Here’s another thing we did. We traded the old, inefficient, non-EPA certified wood stove replaced for a new one free from a San Joaquin Valley air quality program. With all the bells and whistles. Ok No bells and whistles but Canadian and pretty darn good.

While all that was in process we removed  the popcorn from the ceiling in Marty’s office as a test. Did I mention I hate popcorn ceilings? I think it’s like living in a scrubby pad. Yah, popcorn is easy for the builder by cracky. Making a smooth plaster wall is not for the faint of heart, I tell you. We tried it. Hard, I tell you. Impossible as a matter of fact. I had seen it done years ago. I had even done a bit of it years ago but I guess I had not done enough to really know.

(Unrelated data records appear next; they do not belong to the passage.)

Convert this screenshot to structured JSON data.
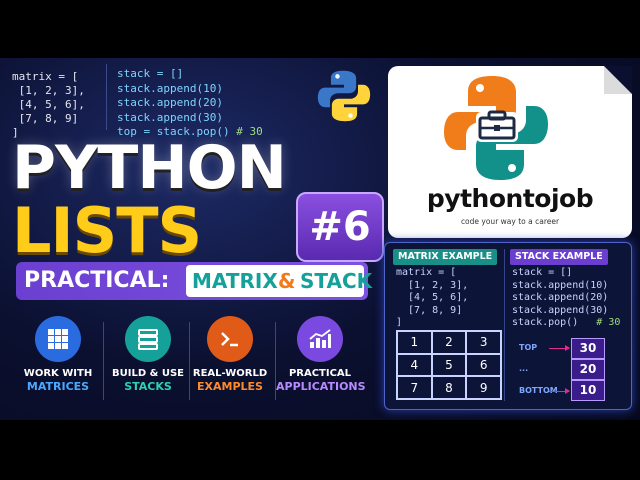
{
  "code_matrix": [
    "matrix = [",
    " [1, 2, 3],",
    " [4, 5, 6],",
    " [7, 8, 9]",
    "]"
  ],
  "code_stack": [
    {
      "text": "stack = []",
      "comment": ""
    },
    {
      "text": "stack.append(10)",
      "comment": ""
    },
    {
      "text": "stack.append(20)",
      "comment": ""
    },
    {
      "text": "stack.append(30)",
      "comment": ""
    },
    {
      "text": "top = stack.pop()",
      "comment": "# 30"
    }
  ],
  "title": {
    "line1": "PYTHON",
    "line2": "LISTS",
    "badge": "#6"
  },
  "subtitle": {
    "prefix": "PRACTICAL:",
    "word1": "MATRIX",
    "amp": "&",
    "word2": "STACK"
  },
  "features": [
    {
      "line1": "WORK WITH",
      "line2": "MATRICES",
      "accent": "#4aa8ff",
      "circle": "#2a6be0",
      "icon": "grid-icon"
    },
    {
      "line1": "BUILD & USE",
      "line2": "STACKS",
      "accent": "#2fd0b0",
      "circle": "#15a19a",
      "icon": "layers-icon"
    },
    {
      "line1": "REAL-WORLD",
      "line2": "EXAMPLES",
      "accent": "#ff8a2a",
      "circle": "#e05a18",
      "icon": "terminal-icon"
    },
    {
      "line1": "PRACTICAL",
      "line2": "APPLICATIONS",
      "accent": "#b88aff",
      "circle": "#7a4ae0",
      "icon": "chart-up-icon"
    }
  ],
  "brand": {
    "name": "pythontojob",
    "tagline": "code your way to a career",
    "colors": {
      "orange": "#f07c1a",
      "teal": "#12908a"
    }
  },
  "panel": {
    "matrix_label": "MATRIX EXAMPLE",
    "stack_label": "STACK EXAMPLE",
    "matrix_code": [
      "matrix = [",
      "  [1, 2, 3],",
      "  [4, 5, 6],",
      "  [7, 8, 9]",
      "]"
    ],
    "stack_code": [
      {
        "text": "stack = []",
        "comment": ""
      },
      {
        "text": "stack.append(10)",
        "comment": ""
      },
      {
        "text": "stack.append(20)",
        "comment": ""
      },
      {
        "text": "stack.append(30)",
        "comment": ""
      },
      {
        "text": "stack.pop()",
        "comment": "# 30"
      }
    ],
    "grid": [
      "1",
      "2",
      "3",
      "4",
      "5",
      "6",
      "7",
      "8",
      "9"
    ],
    "stack_items": [
      "30",
      "20",
      "10"
    ],
    "stack_labels": {
      "top": "TOP",
      "middle": "...",
      "bottom": "BOTTOM"
    }
  }
}
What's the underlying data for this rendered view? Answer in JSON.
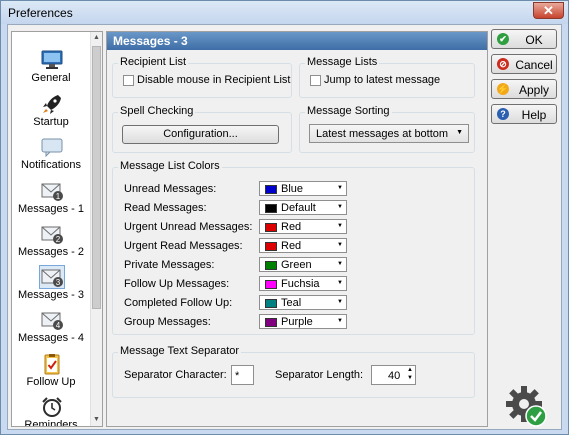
{
  "window": {
    "title": "Preferences",
    "close_glyph": "✕"
  },
  "sidebar": {
    "items": [
      {
        "label": "General",
        "icon": "monitor-icon"
      },
      {
        "label": "Startup",
        "icon": "rocket-icon"
      },
      {
        "label": "Notifications",
        "icon": "speech-bubble-icon"
      },
      {
        "label": "Messages - 1",
        "icon": "envelope-1-icon",
        "badge": "1"
      },
      {
        "label": "Messages - 2",
        "icon": "envelope-2-icon",
        "badge": "2"
      },
      {
        "label": "Messages - 3",
        "icon": "envelope-3-icon",
        "badge": "3",
        "selected": true
      },
      {
        "label": "Messages - 4",
        "icon": "envelope-4-icon",
        "badge": "4"
      },
      {
        "label": "Follow Up",
        "icon": "clipboard-check-icon"
      },
      {
        "label": "Reminders",
        "icon": "alarm-clock-icon"
      }
    ]
  },
  "panel": {
    "title": "Messages - 3",
    "recipient_list": {
      "legend": "Recipient List",
      "checkbox_label": "Disable mouse in Recipient List",
      "checked": false
    },
    "message_lists": {
      "legend": "Message Lists",
      "checkbox_label": "Jump to latest message",
      "checked": false
    },
    "spell_checking": {
      "legend": "Spell Checking",
      "button_label": "Configuration..."
    },
    "message_sorting": {
      "legend": "Message Sorting",
      "selected": "Latest messages at bottom"
    },
    "colors": {
      "legend": "Message List Colors",
      "rows": [
        {
          "label": "Unread Messages:",
          "value": "Blue",
          "color": "#0000cc"
        },
        {
          "label": "Read Messages:",
          "value": "Default",
          "color": "#000000"
        },
        {
          "label": "Urgent Unread Messages:",
          "value": "Red",
          "color": "#dd0000"
        },
        {
          "label": "Urgent Read Messages:",
          "value": "Red",
          "color": "#dd0000"
        },
        {
          "label": "Private Messages:",
          "value": "Green",
          "color": "#008000"
        },
        {
          "label": "Follow Up Messages:",
          "value": "Fuchsia",
          "color": "#ff00ff"
        },
        {
          "label": "Completed Follow Up:",
          "value": "Teal",
          "color": "#008080"
        },
        {
          "label": "Group Messages:",
          "value": "Purple",
          "color": "#800080"
        }
      ]
    },
    "separator": {
      "legend": "Message Text Separator",
      "char_label": "Separator Character:",
      "char_value": "*",
      "length_label": "Separator Length:",
      "length_value": "40"
    }
  },
  "buttons": {
    "ok": {
      "label": "OK",
      "color": "#2e9e3e",
      "glyph": "✔"
    },
    "cancel": {
      "label": "Cancel",
      "color": "#cc2b1f",
      "glyph": "⊘"
    },
    "apply": {
      "label": "Apply",
      "color": "#f2a81d",
      "glyph": "⚡"
    },
    "help": {
      "label": "Help",
      "color": "#2b5fb0",
      "glyph": "?"
    }
  }
}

Getting the popcorn off was easy although unbelievably messy. First, we had it tested just to absolutely make sure there was no asbestos in it. Before 1977 they might have made it with asbestos. Ours had no asbestos. If there was  asbestos in it the only thing we could have done was to have it removed by specialists for about a million dollars or leave it alone and or cover it up. By the way, did I say removing popcorn is easy? Lay down a tarp over everything! Squirt the ceiling with water. Wait a bit. Scrape it off. Drag the heavy tarp full of popcorn out to the trash.

And did I tell you I love smooth plaster walls? I believe I did. Since I thought I knew what I was doing we tried to do it ourselves. We bought everything and started. We quickly became over whelmed. We did the whole room and stepped back and pronounced it bad. Bad to the bone. So we hired a professional to fix it. The professional plasterer showed us how making a smooth plaster wall takes forever. You have to get the surface immaculate. Then you do your first skim coat. Then you let it dry. Then you sand. Then you plaster. Then you sand. Then you plaster. Then you sand (how many times can I type that?) And then in 2 years your drywall nail holes start to show because of settlement and earthquakes and what not. The plasterer talked us out of smooth walls. Boo Hoo! He talked us into knock down texture on the ceiling and walls. Boo Hoo! It cost a lot for him to do that. What an education!

Now I have to live with popcorn ceilings throughout  the whole house. Boo Hoo!

This is why flippers have an advantage. Have you seen a show? They GUT a house, I tell you. Now I know why. If you take everything down to the studs you can fix the plumbing. You can rewire. You can start with new sheet rock and plaster the right way. You can rearrange the kitchen. You can take out a wall. Etcetera, etcetera, etcetera.

If you don’t do what the flippers do you are at a huge disadvantage. The house dictates what you can or cannot do. The house is the boss.

Now we are tiling the bathroom floor. We bought everything and then when laying the tiles out we find that the floor is not flat. Whaaaat? Another thing about flipper TV shows. They make it look so easy and fun! When you watch the flippers and you haven’t paid close enough attention or you don’t have experience I will tell you they leave a lot out. They leave out things like this: to tile you must have a completely FLAT floor. We find out that in an ordinary house the slab will not be flat. Like who cares when they first built it? Slaving over getting it flat is time-consuming and expensive. So guess what the original builder does? He covers the floor with vinyl and carpet. Close enough for government work!

Tile will teeter totter on a floor that is not completely flat and will eventually break. Now we have to remove the linoleum and do a bunch of stuff first. No getting right to the excitement of laying tile. Let me tell you removing linoleum is hard! It’s stuck down good and here we find 2 layers of yucky old linoleum. But we are game. We are going to do it. The house will not win this one.

So we have to buy primer. We have to buy leveler.  And then we get to tile the floor. This is what you find out when you have an older house that has not been updated. This is what it is.

Tracy Kidder wrote a book called “House” about the building of his dream house. There also is a movie called “The Money Pit” but, of course, that was Hollywood and not realistic.

Just start remodeling your own house and you will be able to write a story of your own. It’s guaranteed.